Il est certain que voir un film de Park Chan-Wook suscite l’enthousiasme de tout cinéphile, et ça s’est vu aux multiples cris de joie des spectateurs lorsque son célèbre nom apparaît à l’écran.
Treize ans après Old Boy et trois ans après son dernier long-métrage, Chan-Wook revient dans un film qui lui convient à merveille. Mademoiselle et son pitch très complexe ravira sans aucun doute les fans de films coréens. Le film est divisé en trois parties, plus ou moins réparties équitablement dans le temps. Chan-Wook prend son temps pour décrire les personnages et leurs motivations, qui ne sont pas forcément ce qu’elles semblent être, bien sûr, dans un tel film, puis instaure et développe les relations passionnelles entre les différents protagonistes. On distingue clairement une grande habileté dans la trame de l’histoire, pas forcément complexe au point de perdre ses spectateurs, mais qui implique beaucoup de retournements de situation, qui reviennent remettre en question la position des personnages dans l’histoire. C’est bien cela le plus réussi ; cette histoire qui, de bout en bout, réserve des surprises, et surprend le spectateur vraiment souvent.
C’est aussi dans la réalisation que Chan-Wook impressionne, tant par la beauté des images que par l’incroyable mise en scène du film, notamment tout ce qui est tourné dans le palace. Et le film est accompagné magistralement par Jo Yeong-Wook, compositeur du film, qui apporte une aura supplémentaire au film, boosté par des musiques vraiment très belles, et qui reflètent l’état d’esprit du film.
Avec un tel réalisateur (et ici scénariste du film), on s’attend forcément à des personnages torturés, voire des psychopathes en puissance, ou même des personnages aux motivations imprécises. Ici, on a tout de cela. On commence par Jim Tae-ri, se donnant à fond dans son rôle de Sookee, engagée comme servante d’une riche maîtresse, interprétée par la diabolique Kim Min-Hee. Les deux s’engagent dans une relation complexe et sentimentale, se perdant petit à petit dans leurs jeux respectifs. On a affaire ici à une relation érotique, où le réalisateur n’essaie même pas de cacher leurs passions, et ça passe bien sûr par des scènes intimes, au début esquivées d’une caméra qui se veut discrète, mais finalement montrées et osées jusqu’au bout. Ha Jung-Woo s’interpose entre les deux. Tout ce beau monde s’insère dans une relation complexe, où l’on cache à l’autre sa vraie motivation.
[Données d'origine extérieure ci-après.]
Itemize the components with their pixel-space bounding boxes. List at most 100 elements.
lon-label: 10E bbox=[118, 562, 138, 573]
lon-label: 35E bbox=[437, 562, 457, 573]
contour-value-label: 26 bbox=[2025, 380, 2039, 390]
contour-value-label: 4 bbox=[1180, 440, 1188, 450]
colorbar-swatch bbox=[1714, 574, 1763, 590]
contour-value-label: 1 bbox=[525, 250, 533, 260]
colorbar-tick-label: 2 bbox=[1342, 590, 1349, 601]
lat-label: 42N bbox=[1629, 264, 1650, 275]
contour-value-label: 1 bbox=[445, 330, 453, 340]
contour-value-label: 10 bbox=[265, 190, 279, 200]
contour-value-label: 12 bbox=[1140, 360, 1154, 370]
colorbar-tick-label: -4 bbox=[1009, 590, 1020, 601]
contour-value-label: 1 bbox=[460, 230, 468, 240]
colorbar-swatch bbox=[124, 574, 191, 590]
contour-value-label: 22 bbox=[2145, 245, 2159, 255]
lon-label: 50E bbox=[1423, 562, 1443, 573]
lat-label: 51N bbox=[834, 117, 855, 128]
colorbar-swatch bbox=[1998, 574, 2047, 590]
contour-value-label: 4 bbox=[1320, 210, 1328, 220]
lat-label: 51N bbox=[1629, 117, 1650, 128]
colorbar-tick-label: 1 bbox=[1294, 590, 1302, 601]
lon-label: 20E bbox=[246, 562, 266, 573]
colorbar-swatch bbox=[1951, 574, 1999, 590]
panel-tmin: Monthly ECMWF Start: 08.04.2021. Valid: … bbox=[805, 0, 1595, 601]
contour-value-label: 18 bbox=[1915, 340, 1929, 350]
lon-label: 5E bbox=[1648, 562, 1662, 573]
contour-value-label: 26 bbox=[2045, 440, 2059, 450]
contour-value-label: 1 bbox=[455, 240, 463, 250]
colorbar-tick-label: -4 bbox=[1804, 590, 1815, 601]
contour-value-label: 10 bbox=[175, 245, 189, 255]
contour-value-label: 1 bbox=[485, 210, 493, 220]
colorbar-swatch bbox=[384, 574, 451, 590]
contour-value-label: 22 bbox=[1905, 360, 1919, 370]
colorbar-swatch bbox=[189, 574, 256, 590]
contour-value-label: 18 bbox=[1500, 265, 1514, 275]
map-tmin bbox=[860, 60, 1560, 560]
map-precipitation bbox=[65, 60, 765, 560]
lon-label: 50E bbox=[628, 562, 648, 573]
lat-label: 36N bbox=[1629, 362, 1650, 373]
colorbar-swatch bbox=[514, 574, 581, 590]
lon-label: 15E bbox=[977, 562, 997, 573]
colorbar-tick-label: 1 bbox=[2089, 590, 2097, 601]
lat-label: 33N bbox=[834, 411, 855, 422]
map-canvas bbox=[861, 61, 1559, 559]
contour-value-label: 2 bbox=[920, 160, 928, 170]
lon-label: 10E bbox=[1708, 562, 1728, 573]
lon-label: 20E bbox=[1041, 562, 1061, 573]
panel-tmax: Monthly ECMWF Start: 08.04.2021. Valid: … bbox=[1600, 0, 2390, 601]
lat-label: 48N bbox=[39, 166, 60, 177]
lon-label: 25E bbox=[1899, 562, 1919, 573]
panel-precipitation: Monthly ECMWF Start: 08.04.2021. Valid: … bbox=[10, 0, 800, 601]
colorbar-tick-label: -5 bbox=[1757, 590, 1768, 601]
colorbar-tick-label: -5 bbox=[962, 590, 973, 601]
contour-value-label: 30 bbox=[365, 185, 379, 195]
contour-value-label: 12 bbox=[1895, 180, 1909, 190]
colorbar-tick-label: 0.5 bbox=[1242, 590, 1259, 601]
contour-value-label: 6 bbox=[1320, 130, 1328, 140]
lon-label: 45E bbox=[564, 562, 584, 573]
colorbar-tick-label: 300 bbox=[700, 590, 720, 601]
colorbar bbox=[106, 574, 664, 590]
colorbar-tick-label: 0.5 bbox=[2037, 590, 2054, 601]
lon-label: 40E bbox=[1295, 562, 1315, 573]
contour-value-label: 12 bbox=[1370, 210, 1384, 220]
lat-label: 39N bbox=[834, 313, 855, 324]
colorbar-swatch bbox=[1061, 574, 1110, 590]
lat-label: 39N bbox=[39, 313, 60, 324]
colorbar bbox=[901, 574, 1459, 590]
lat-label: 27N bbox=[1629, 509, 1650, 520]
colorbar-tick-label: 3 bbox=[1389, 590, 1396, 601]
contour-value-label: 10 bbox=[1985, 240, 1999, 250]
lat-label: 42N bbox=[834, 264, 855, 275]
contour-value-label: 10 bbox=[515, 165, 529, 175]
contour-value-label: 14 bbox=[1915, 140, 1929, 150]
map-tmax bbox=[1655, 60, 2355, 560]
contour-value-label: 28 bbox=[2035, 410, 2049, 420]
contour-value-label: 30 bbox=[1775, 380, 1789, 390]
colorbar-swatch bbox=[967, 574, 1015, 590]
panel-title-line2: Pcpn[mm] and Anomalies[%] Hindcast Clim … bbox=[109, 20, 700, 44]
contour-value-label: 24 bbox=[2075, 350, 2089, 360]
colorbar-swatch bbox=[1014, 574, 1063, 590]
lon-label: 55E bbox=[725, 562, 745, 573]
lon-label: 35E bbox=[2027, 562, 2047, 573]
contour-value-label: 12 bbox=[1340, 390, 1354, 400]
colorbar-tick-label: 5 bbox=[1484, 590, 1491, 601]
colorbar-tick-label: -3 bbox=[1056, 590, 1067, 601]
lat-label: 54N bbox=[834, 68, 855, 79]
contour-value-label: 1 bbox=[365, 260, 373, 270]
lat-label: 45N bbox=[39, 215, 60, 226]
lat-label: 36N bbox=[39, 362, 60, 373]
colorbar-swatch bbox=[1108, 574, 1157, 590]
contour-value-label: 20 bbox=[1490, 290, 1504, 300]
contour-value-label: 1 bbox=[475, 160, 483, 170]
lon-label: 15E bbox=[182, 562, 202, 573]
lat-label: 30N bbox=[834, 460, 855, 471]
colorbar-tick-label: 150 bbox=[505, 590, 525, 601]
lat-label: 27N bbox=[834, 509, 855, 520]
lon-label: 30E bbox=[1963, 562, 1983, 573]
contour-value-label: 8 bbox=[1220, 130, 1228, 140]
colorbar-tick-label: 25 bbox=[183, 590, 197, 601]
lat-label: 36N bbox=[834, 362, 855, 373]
On s’intéresse alors au personnage de Sookee dans la première partie, que l’on prend en affection grâce aux petites touches d’humour que propose le métrage. On suit ensuite le parcours de la maîtresse dans la seconde et le sort se fixe pour les trois protagonistes dans la dernière. Chaque homme et femme du film sont bien écrits, captivants, et pour certains très étranges. Les trois parties ont un ton distinct, rendus possibles grâce aux voix off présentes dans les deux premières afin de posséder un point de vue interne à l’histoire.
Tout le film porte sur le désir et la passion, faisant de Mademoiselle un film d’une grande tension sexuelle. A contrario d’un Lolita où l’on en parle sans en voir, Mademoiselle ose montrer ce qui est pensé. On est captivé par l’essence du film, un jeu sentimental parsemé d’embûches et de faux semblants. Mais tout n’est pas prétexte à rendre le film axé sur le sexe, puisque tout au long du film subsiste une très grande tension, dû au schéma narratif subtil qu’emploie le film ainsi que les personnages et leurs passés qui ne sont pas gais. C’est une sorte de thriller angoissant, captivant, bouleversant, constamment mis à l’épreuve de machinations et de complots.
On pense à The Strangers, magistrale claque de cet été, à Dernier Train pour Busan, blockbuster coréen de zombies qui avait su proposer de bonnes choses, mais aucun film coréen de cette année, jusqu’à présent, ne peut surpasser Mademoiselle, véritable objet d’art, qui se plait à nous distraire par sa réalisation et par son scénario captivant.